Behavioral analytics, least privilege, and continuous monitoring
Modern defenses for AI infrastructure require User and Entity Behavior Analytics (UEBA), strict access segmentation, and a robust implementation of the principle of least privilege. UEBA tools can detect anomalies such as large-scale document exports, unusual file formats, or atypical activity outside normal working hours. Access to AI supercomputer designs, orchestration frameworks, and ML optimization pipelines should be tightly limited on a need-to-know basis, with detailed logging and regular review of high-risk access patterns.
Practical lessons for protecting AI trade secrets and supercomputing platforms
1. Harden access to AI infrastructure knowledge. Source code, architecture diagrams, deployment blueprints, and performance-tuning playbooks for AI clusters must be treated as crown-jewel assets. Enforce role-based access control, multifactor authentication, and mandatory logging and review for any access to highly sensitive repositories.
2. Combine DLP with UEBA and context-aware monitoring. Traditional DLP should be augmented with behavioral analytics that can correlate multiple weak signals—such as mass copying of documents, conversion to unusual formats, or uploads to personal cloud accounts—into a high-confidence alert, especially for privileged engineers.
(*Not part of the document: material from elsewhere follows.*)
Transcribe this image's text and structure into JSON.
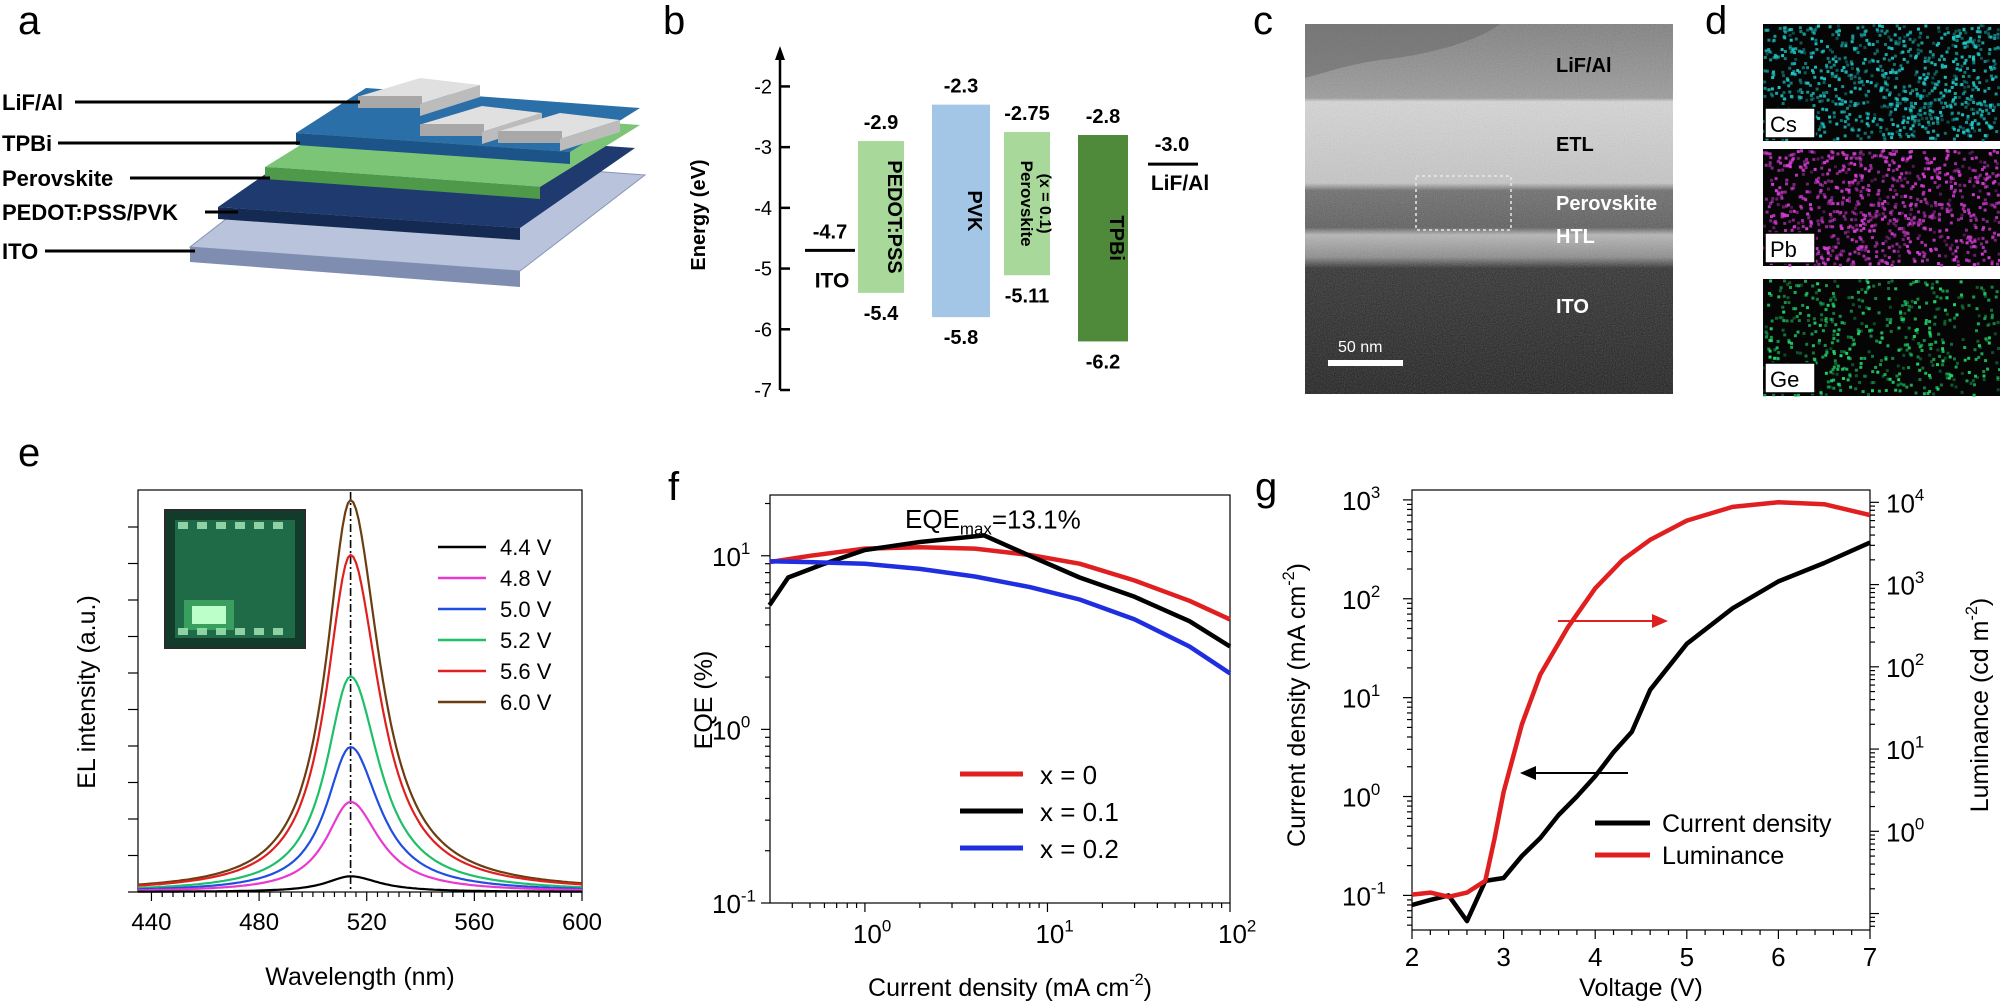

3. Actively manage conflicts of interest and external engagements. Organizations building advanced AI and high-performance computing capabilities should maintain rigorous processes for declaring outside work, board roles, and startup involvement. Periodic reviews, background checks for highly privileged staff, and clear policies on working with foreign entities reduce opportunities for undisclosed side activities.
4. Build a security-aware culture around intellectual property. Employees need to understand that architecture documents and infrastructure designs are trade secrets with legal protections comparable to patents or source code. Regular training on insider risk, economic espionage, and reporting channels for suspicious behavior is essential, particularly in research, cloud, and AI engineering teams.
The conviction of Linwei Ding is a reminder that in the era of large-scale AI and cloud supercomputing, defending intellectual property is as much about governance, access control, and culture as it is about firewalls and encryption. Organizations developing AI platforms and high-performance computing environments should reassess their insider threat posture, strengthen monitoring of high-value assets, and invest in comprehensive cybersecurity programs that anticipate not only external attacks, but also the rare yet highly damaging trusted insider.